What was your major when you studied at UF?
I was a broadcast communication major.
What is your current job title and duties?
I’m the news director at WFIN/WBUK/ WKXA in Findlay. Every day I’m up at four in the morning and putting together news stories and reading them on the air. I go out into the community to do interviews for stories and assign the day’s assignments for the rest of the reporters.
What do you like best about your job?
There are a few cool things that I like about the job. You get to meet a lot of interesting people like the governor, presidential candidates and on down the line to local politicians who probably make more decisions that effect you on a daily basis. Being able to talk to a variety of people is a good way to know what’s happening.
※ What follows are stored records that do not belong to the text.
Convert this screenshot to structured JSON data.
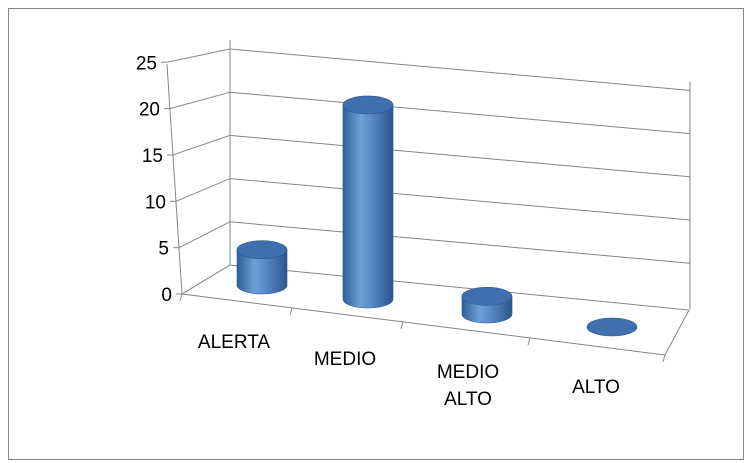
{
  "chart_data": {
    "type": "bar",
    "style": "3d-cylinder",
    "categories": [
      [
        "ALERTA"
      ],
      [
        "MEDIO"
      ],
      [
        "MEDIO",
        "ALTO"
      ],
      [
        "ALTO"
      ]
    ],
    "values": [
      4,
      22,
      2,
      0
    ],
    "y_ticks": [
      "0",
      "5",
      "10",
      "15",
      "20",
      "25"
    ],
    "ylim": [
      0,
      25
    ],
    "grid": true,
    "legend": "none",
    "bar_color": "#4F81BD"
  }
}
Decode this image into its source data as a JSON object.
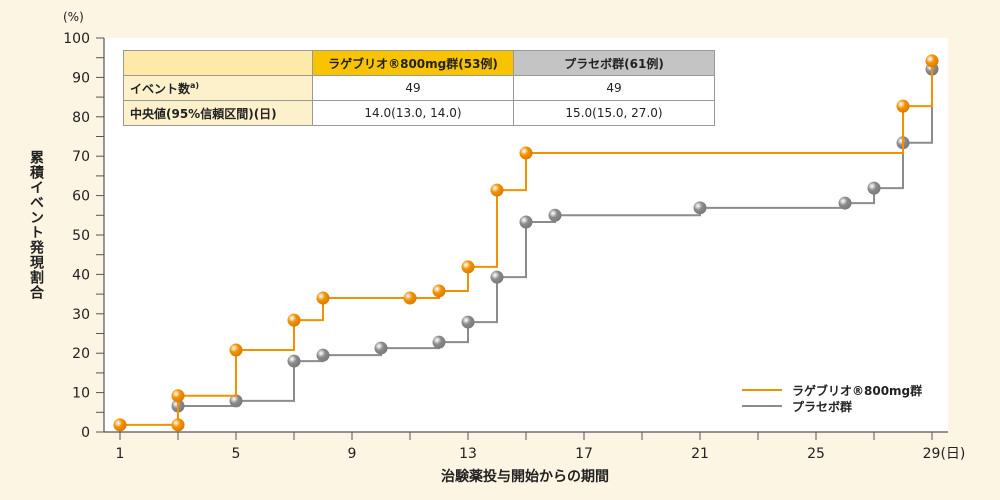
{
  "chart_data": {
    "type": "line",
    "subtype": "step",
    "xlabel": "治験薬投与開始からの期間",
    "ylabel": "累積イベント発現割合",
    "y_unit": "(%)",
    "x_unit": "(日)",
    "xlim": [
      1,
      29
    ],
    "ylim": [
      0,
      100
    ],
    "x_ticks": [
      1,
      5,
      9,
      13,
      17,
      21,
      25,
      29
    ],
    "y_ticks": [
      0,
      10,
      20,
      30,
      40,
      50,
      60,
      70,
      80,
      90,
      100
    ],
    "legend_position": "bottom-right",
    "series": [
      {
        "name": "ラゲブリオ®800mg群",
        "color": "#f39200",
        "x": [
          1,
          3,
          3,
          5,
          7,
          8,
          11,
          12,
          13,
          14,
          15,
          28,
          29
        ],
        "y": [
          1.8,
          1.8,
          9.2,
          20.8,
          28.4,
          34.0,
          34.0,
          35.8,
          41.9,
          61.4,
          70.8,
          82.7,
          94.2
        ]
      },
      {
        "name": "プラセボ群",
        "color": "#8c8c8c",
        "x": [
          3,
          5,
          7,
          8,
          10,
          12,
          13,
          14,
          15,
          16,
          21,
          26,
          27,
          28,
          29
        ],
        "y": [
          6.6,
          7.9,
          18.0,
          19.5,
          21.3,
          22.8,
          27.9,
          39.3,
          53.3,
          55.0,
          56.9,
          58.1,
          61.9,
          73.4,
          92.1
        ]
      }
    ]
  },
  "table": {
    "headers": [
      "",
      "ラゲブリオ®800mg群(53例)",
      "プラセボ群(61例)"
    ],
    "rows": [
      {
        "label": "イベント数",
        "note": "a)",
        "values": [
          "49",
          "49"
        ]
      },
      {
        "label": "中央値(95%信頼区間)(日)",
        "values": [
          "14.0(13.0, 14.0)",
          "15.0(15.0, 27.0)"
        ]
      }
    ]
  }
}
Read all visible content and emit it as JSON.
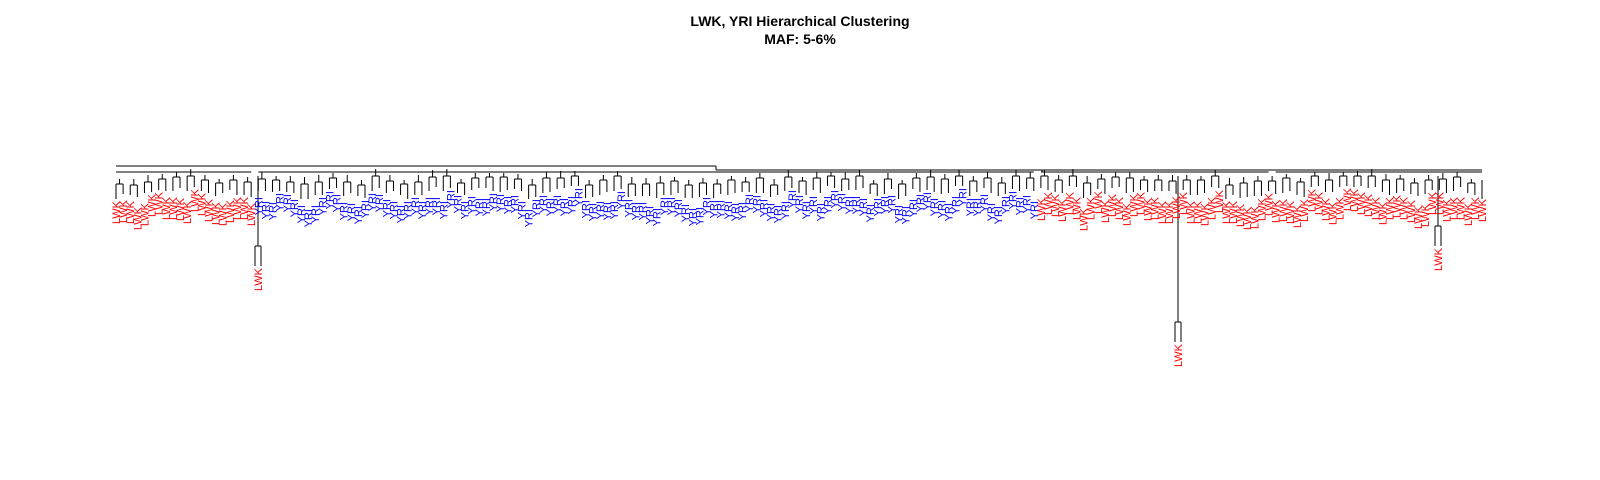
{
  "title": "LWK, YRI Hierarchical Clustering",
  "subtitle": "MAF: 5-6%",
  "colors": {
    "LWK": "#ff0000",
    "YRI": "#0000ff",
    "branch": "#000000"
  },
  "group_labels": {
    "LWK": "LWK",
    "YRI": "YRI"
  },
  "leaf_groups": [
    {
      "label": "LWK",
      "count": 20
    },
    {
      "label": "YRI",
      "count": 110
    },
    {
      "label": "LWK",
      "count": 33
    },
    {
      "label": "LWK",
      "count": 30
    }
  ],
  "outliers": [
    {
      "label": "LWK",
      "count": 1
    },
    {
      "label": "LWK",
      "count": 1
    },
    {
      "label": "LWK",
      "count": 1
    }
  ]
}
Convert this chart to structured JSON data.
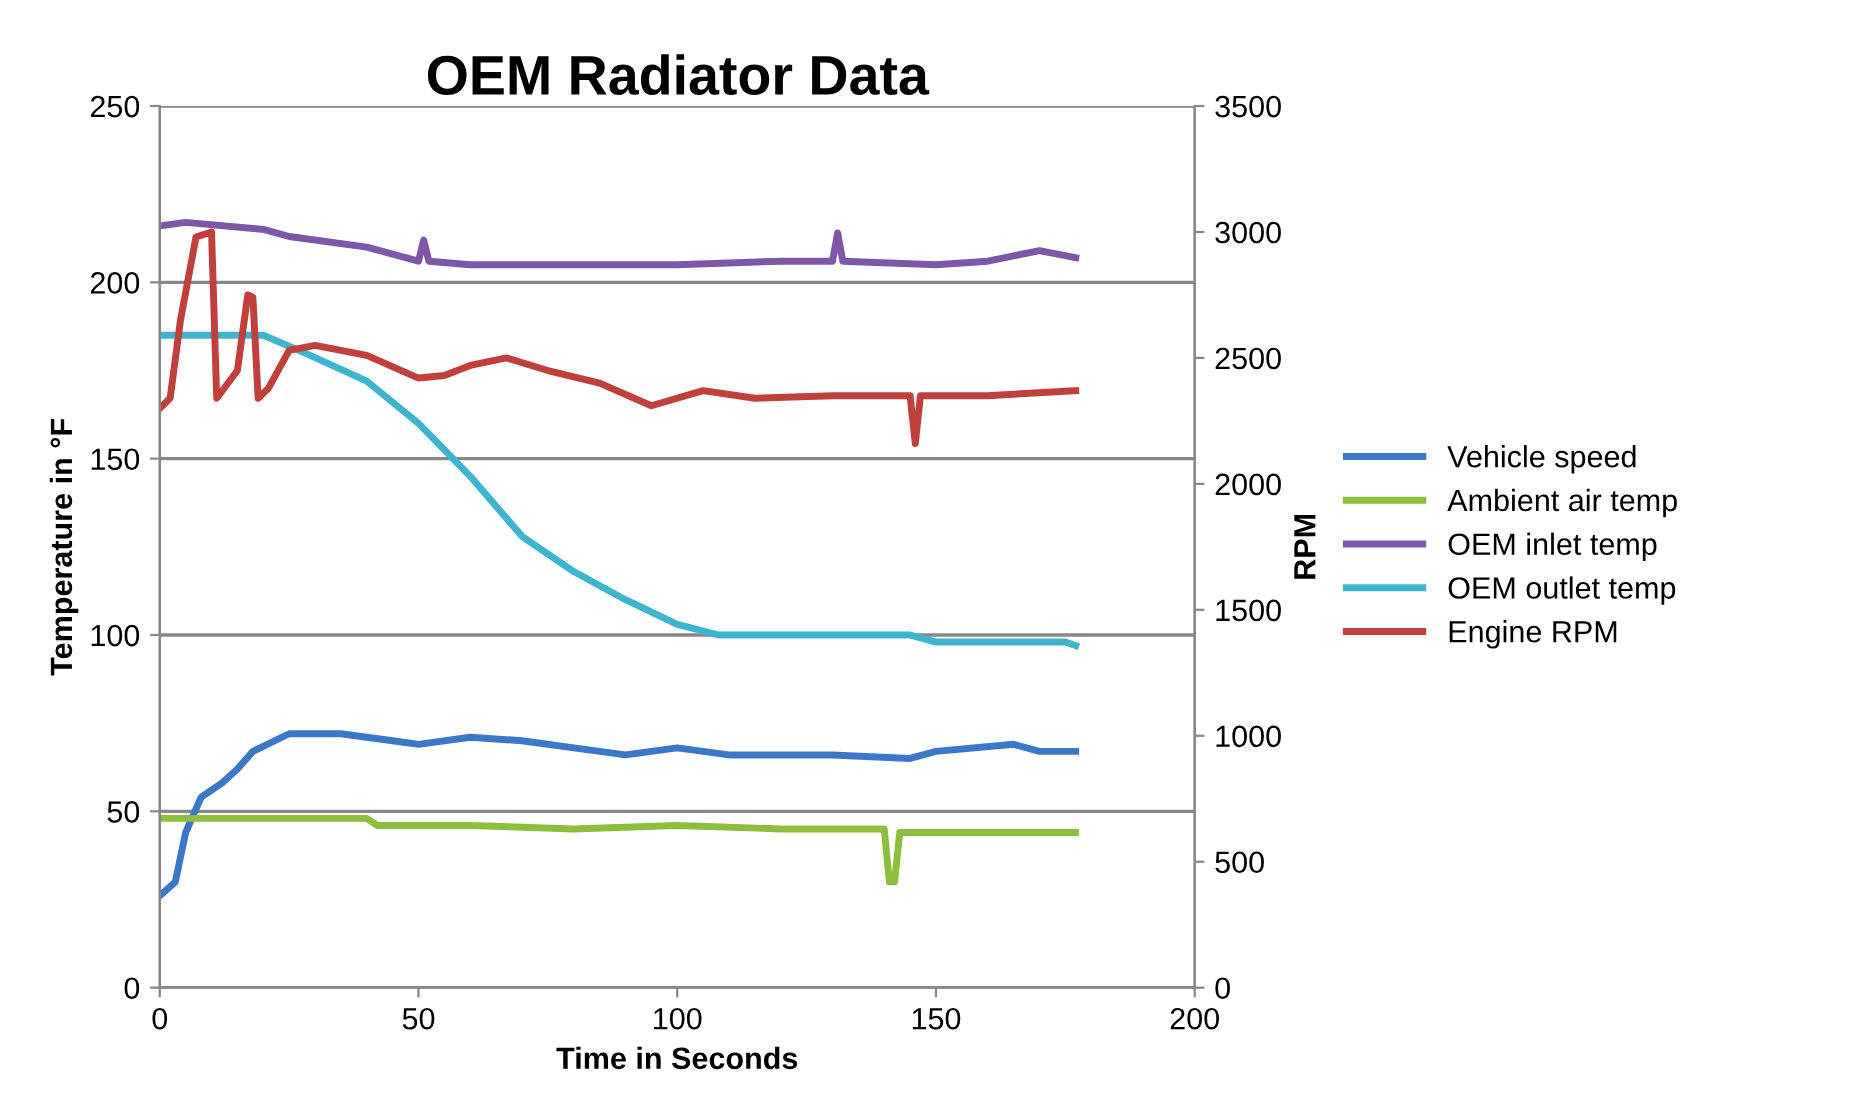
{
  "chart_data": {
    "type": "line",
    "title": "OEM Radiator Data",
    "xlabel": "Time in Seconds",
    "ylabel": "Temperature in °F",
    "y2label": "RPM",
    "xlim": [
      0,
      200
    ],
    "xticks": [
      0,
      50,
      100,
      150,
      200
    ],
    "ylim": [
      0,
      250
    ],
    "yticks": [
      0,
      50,
      100,
      150,
      200,
      250
    ],
    "y2lim": [
      0,
      3500
    ],
    "y2ticks": [
      0,
      500,
      1000,
      1500,
      2000,
      2500,
      3000,
      3500
    ],
    "grid": "y",
    "legend": "right",
    "marker": "none",
    "line_style": "solid",
    "series": [
      {
        "name": "Vehicle speed",
        "color": "#3c78c8",
        "x": [
          0,
          3,
          5,
          8,
          12,
          15,
          18,
          25,
          35,
          45,
          50,
          60,
          70,
          80,
          90,
          100,
          110,
          130,
          145,
          150,
          165,
          170,
          177
        ],
        "values": [
          26,
          30,
          44,
          54,
          58,
          62,
          67,
          72,
          72,
          70,
          69,
          71,
          70,
          68,
          66,
          68,
          66,
          66,
          65,
          67,
          69,
          67,
          67
        ]
      },
      {
        "name": "Ambient air temp",
        "color": "#8cbf3f",
        "x": [
          0,
          40,
          42,
          60,
          80,
          100,
          120,
          140,
          141,
          142,
          143,
          145,
          177
        ],
        "values": [
          48,
          48,
          46,
          46,
          45,
          46,
          45,
          45,
          30,
          30,
          44,
          44,
          44
        ]
      },
      {
        "name": "OEM inlet temp",
        "color": "#7e57a8",
        "x": [
          0,
          5,
          20,
          25,
          40,
          50,
          51,
          52,
          60,
          100,
          120,
          130,
          131,
          132,
          150,
          160,
          170,
          177
        ],
        "values": [
          216,
          217,
          215,
          213,
          210,
          206,
          212,
          206,
          205,
          205,
          206,
          206,
          214,
          206,
          205,
          206,
          209,
          207
        ]
      },
      {
        "name": "OEM outlet temp",
        "color": "#3fb4cf",
        "x": [
          0,
          20,
          28,
          40,
          50,
          60,
          70,
          80,
          90,
          100,
          108,
          145,
          150,
          175,
          177
        ],
        "values": [
          185,
          185,
          180,
          172,
          160,
          145,
          128,
          118,
          110,
          103,
          100,
          100,
          98,
          98,
          97
        ]
      },
      {
        "name": "Engine RPM",
        "color": "#c0403c",
        "axis": "y2",
        "x": [
          0,
          2,
          4,
          7,
          10,
          11,
          15,
          17,
          18,
          19,
          21,
          25,
          30,
          40,
          50,
          55,
          60,
          67,
          75,
          85,
          95,
          105,
          115,
          130,
          145,
          146,
          147,
          160,
          177
        ],
        "values": [
          2300,
          2340,
          2650,
          2980,
          3000,
          2340,
          2450,
          2750,
          2740,
          2340,
          2380,
          2530,
          2550,
          2510,
          2420,
          2430,
          2470,
          2500,
          2450,
          2400,
          2310,
          2370,
          2340,
          2350,
          2350,
          2160,
          2350,
          2350,
          2370
        ]
      }
    ]
  }
}
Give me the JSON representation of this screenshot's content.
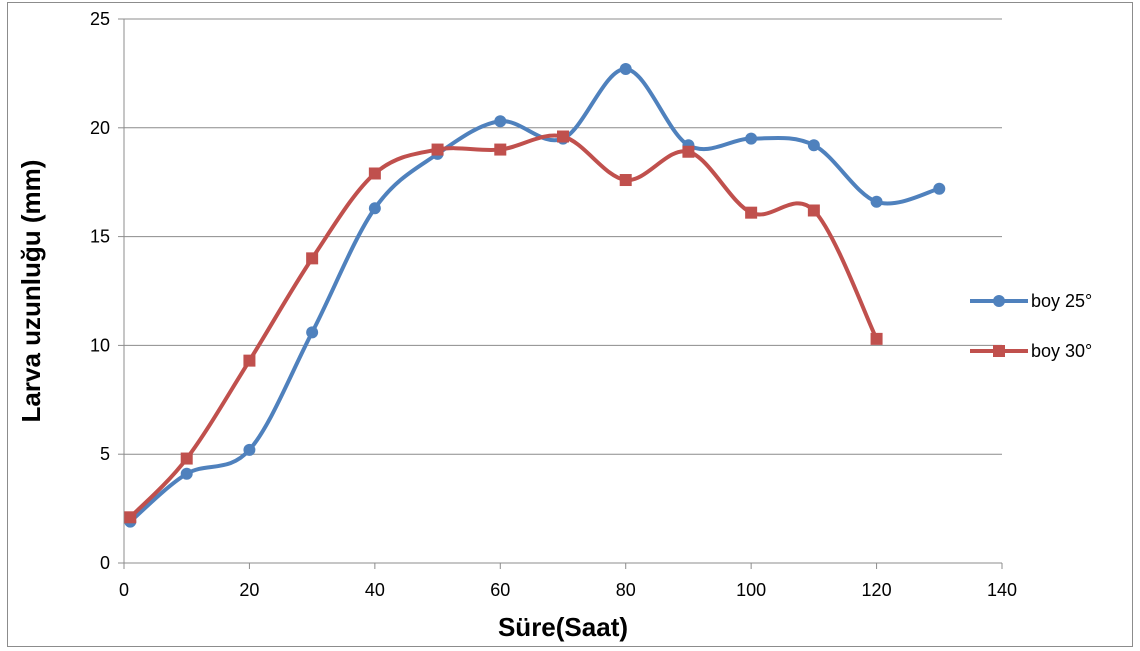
{
  "chart_data": {
    "type": "line",
    "title": "",
    "xlabel": "Süre(Saat)",
    "ylabel": "Larva uzunluğu (mm)",
    "xlim": [
      0,
      140
    ],
    "ylim": [
      0,
      25
    ],
    "x_ticks": [
      0,
      20,
      40,
      60,
      80,
      100,
      120,
      140
    ],
    "y_ticks": [
      0,
      5,
      10,
      15,
      20,
      25
    ],
    "x_tick_labels": [
      "0",
      "20",
      "40",
      "60",
      "80",
      "100",
      "120",
      "140"
    ],
    "y_tick_labels": [
      "0",
      "5",
      "10",
      "15",
      "20",
      "25"
    ],
    "grid": "horizontal",
    "smooth": true,
    "legend_position": "right",
    "series": [
      {
        "name": "boy 25°",
        "color": "#4f81bd",
        "marker": "circle",
        "points": [
          [
            1,
            1.9
          ],
          [
            10,
            4.1
          ],
          [
            20,
            5.2
          ],
          [
            30,
            10.6
          ],
          [
            40,
            16.3
          ],
          [
            50,
            18.8
          ],
          [
            60,
            20.3
          ],
          [
            70,
            19.5
          ],
          [
            80,
            22.7
          ],
          [
            90,
            19.2
          ],
          [
            100,
            19.5
          ],
          [
            110,
            19.2
          ],
          [
            120,
            16.6
          ],
          [
            130,
            17.2
          ]
        ]
      },
      {
        "name": "boy 30°",
        "color": "#c0504d",
        "marker": "square",
        "points": [
          [
            1,
            2.1
          ],
          [
            10,
            4.8
          ],
          [
            20,
            9.3
          ],
          [
            30,
            14.0
          ],
          [
            40,
            17.9
          ],
          [
            50,
            19.0
          ],
          [
            60,
            19.0
          ],
          [
            70,
            19.6
          ],
          [
            80,
            17.6
          ],
          [
            90,
            18.9
          ],
          [
            100,
            16.1
          ],
          [
            110,
            16.2
          ],
          [
            120,
            10.3
          ]
        ]
      }
    ]
  }
}
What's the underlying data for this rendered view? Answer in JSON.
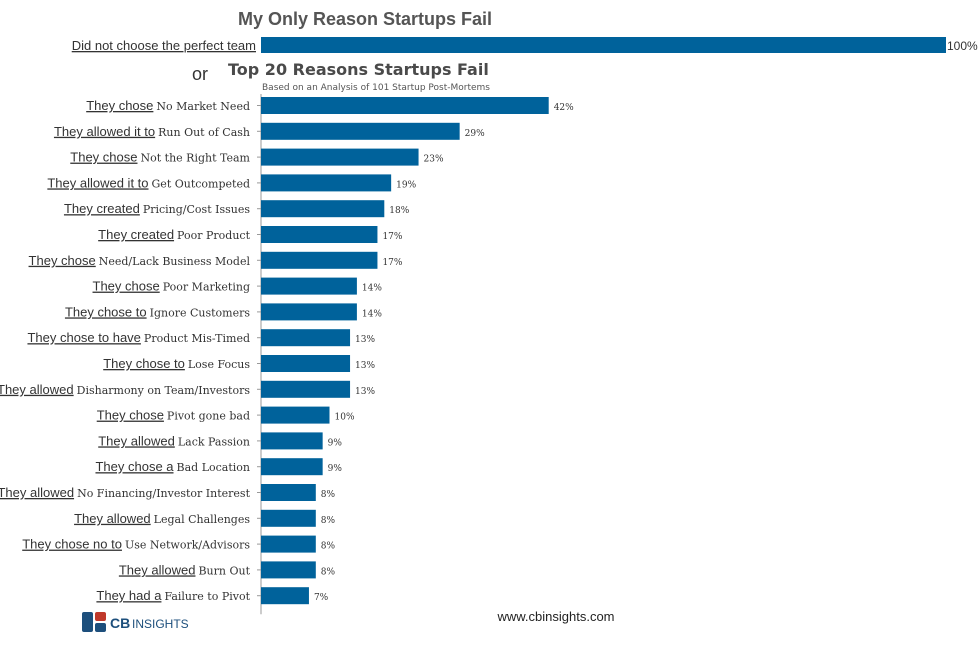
{
  "chart_data": [
    {
      "type": "bar",
      "orientation": "horizontal",
      "title": "My Only Reason Startups Fail",
      "categories": [
        "Did not choose the perfect team"
      ],
      "values": [
        100
      ],
      "value_labels": [
        "100%"
      ],
      "unit": "%",
      "xlim": [
        0,
        100
      ]
    },
    {
      "type": "bar",
      "orientation": "horizontal",
      "title": "Top 20 Reasons Startups Fail",
      "subtitle": "Based on an Analysis of 101 Startup Post-Mortems",
      "unit": "%",
      "xlim": [
        0,
        100
      ],
      "items": [
        {
          "prefix": "They chose",
          "reason": "No Market Need",
          "value": 42,
          "label": "42%"
        },
        {
          "prefix": "They allowed it to",
          "reason": "Run Out of Cash",
          "value": 29,
          "label": "29%"
        },
        {
          "prefix": "They chose",
          "reason": "Not the Right Team",
          "value": 23,
          "label": "23%"
        },
        {
          "prefix": "They allowed it to",
          "reason": "Get Outcompeted",
          "value": 19,
          "label": "19%"
        },
        {
          "prefix": "They created",
          "reason": "Pricing/Cost Issues",
          "value": 18,
          "label": "18%"
        },
        {
          "prefix": "They created",
          "reason": "Poor Product",
          "value": 17,
          "label": "17%"
        },
        {
          "prefix": "They chose",
          "reason": "Need/Lack Business Model",
          "value": 17,
          "label": "17%"
        },
        {
          "prefix": "They chose",
          "reason": "Poor Marketing",
          "value": 14,
          "label": "14%"
        },
        {
          "prefix": "They chose to",
          "reason": "Ignore Customers",
          "value": 14,
          "label": "14%"
        },
        {
          "prefix": "They chose to have",
          "reason": "Product Mis-Timed",
          "value": 13,
          "label": "13%"
        },
        {
          "prefix": "They chose to",
          "reason": "Lose Focus",
          "value": 13,
          "label": "13%"
        },
        {
          "prefix": "They allowed",
          "reason": "Disharmony on Team/Investors",
          "value": 13,
          "label": "13%"
        },
        {
          "prefix": "They chose",
          "reason": "Pivot gone bad",
          "value": 10,
          "label": "10%"
        },
        {
          "prefix": "They allowed",
          "reason": "Lack Passion",
          "value": 9,
          "label": "9%"
        },
        {
          "prefix": "They chose a",
          "reason": "Bad Location",
          "value": 9,
          "label": "9%"
        },
        {
          "prefix": "They allowed",
          "reason": "No Financing/Investor Interest",
          "value": 8,
          "label": "8%"
        },
        {
          "prefix": "They allowed",
          "reason": "Legal Challenges",
          "value": 8,
          "label": "8%"
        },
        {
          "prefix": "They chose no to",
          "reason": "Use Network/Advisors",
          "value": 8,
          "label": "8%"
        },
        {
          "prefix": "They allowed",
          "reason": "Burn Out",
          "value": 8,
          "label": "8%"
        },
        {
          "prefix": "They had a",
          "reason": "Failure to Pivot",
          "value": 7,
          "label": "7%"
        }
      ]
    }
  ],
  "separator_text": "or",
  "footer": {
    "url": "www.cbinsights.com",
    "logo_bold": "CB",
    "logo_text": "INSIGHTS"
  },
  "colors": {
    "bar": "#00629b",
    "axis": "#999999",
    "logo_dark": "#1d4f7c",
    "logo_red": "#c0392b"
  }
}
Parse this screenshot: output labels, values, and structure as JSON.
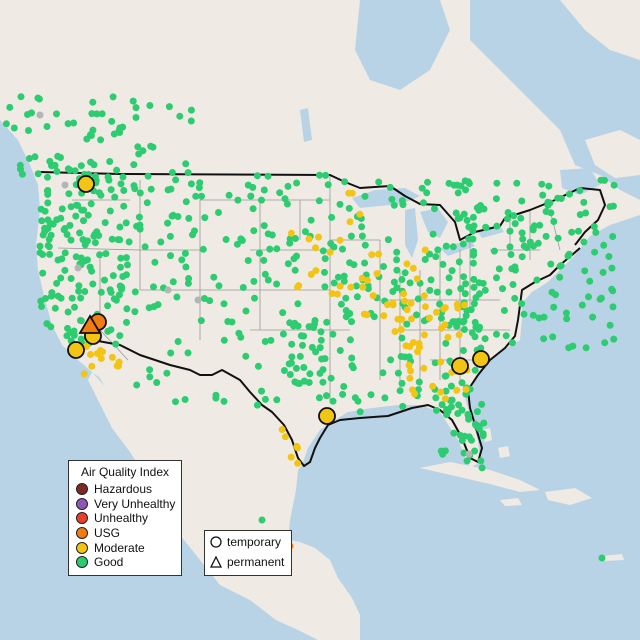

I’ve also been able to ride new roller coasters at Cedar Point on opening day; that’s not a bad thing.
Why did you choose The University of Findlay over other schools?
I had a lot of family who went to The University of Findlay before I did. My dad went there, my aunt, my uncle, cousin and my brother ended up going after I did. So there’s a lot of family history of going there and when I came up to visit, I really liked the campus and the professors, so it seemed like a natural fit.
Do you feel like it was a good choice?
Absolutely. I think what was great was being able to be involved right away. I was on the campus radio station three weeks into being a freshman in college. I probably wasn’t very good, but being able to get in there and do it right away instead of having to wait so long for the opportunity probably helped pushed me in the direction I went.
Did you have any mentors?
Definitely. You not only get one-on-one attention from your professors, but from your faculty advisor, which was great. My advisor worked with me a lot with the campus radio station, shooting video and everything else we did. For everyone else in the communication department, it was the same way. Even in the other programs, you could always approach a professor or just about anybody that works there, including the president; being able to have that access I thought was very cool.
How did your education help you with your current job?
I think it goes back to getting experience early on. From the second you start into your classes, you’re hands on with what you are doing. In the communication department that meant that we had access to video cameras, the radio station and other resources. It gave me the opportunities to not only make mistakes, but to learn from them and apply what I’d learned to my job. To me, that early experience paid off.
What advice do you have for students making their college decision?
I think find something that you are interested in and don’t shy away from them. If you have a hobby that you are good at or something that you specialize in, there’s a job out there for it, so start looking into what people are doing to get into that field. You start to be able to trace that path. When I went to college, I always wanted to be in radio but I didn’t know how and I didn’t know anyone that had been in it, so I majored in something not related to what I wanted to do.
Now, with the Internet, it’s a lot easier to find out how to get into those fields and what people are doing to get there. You can find a way to mirror that path.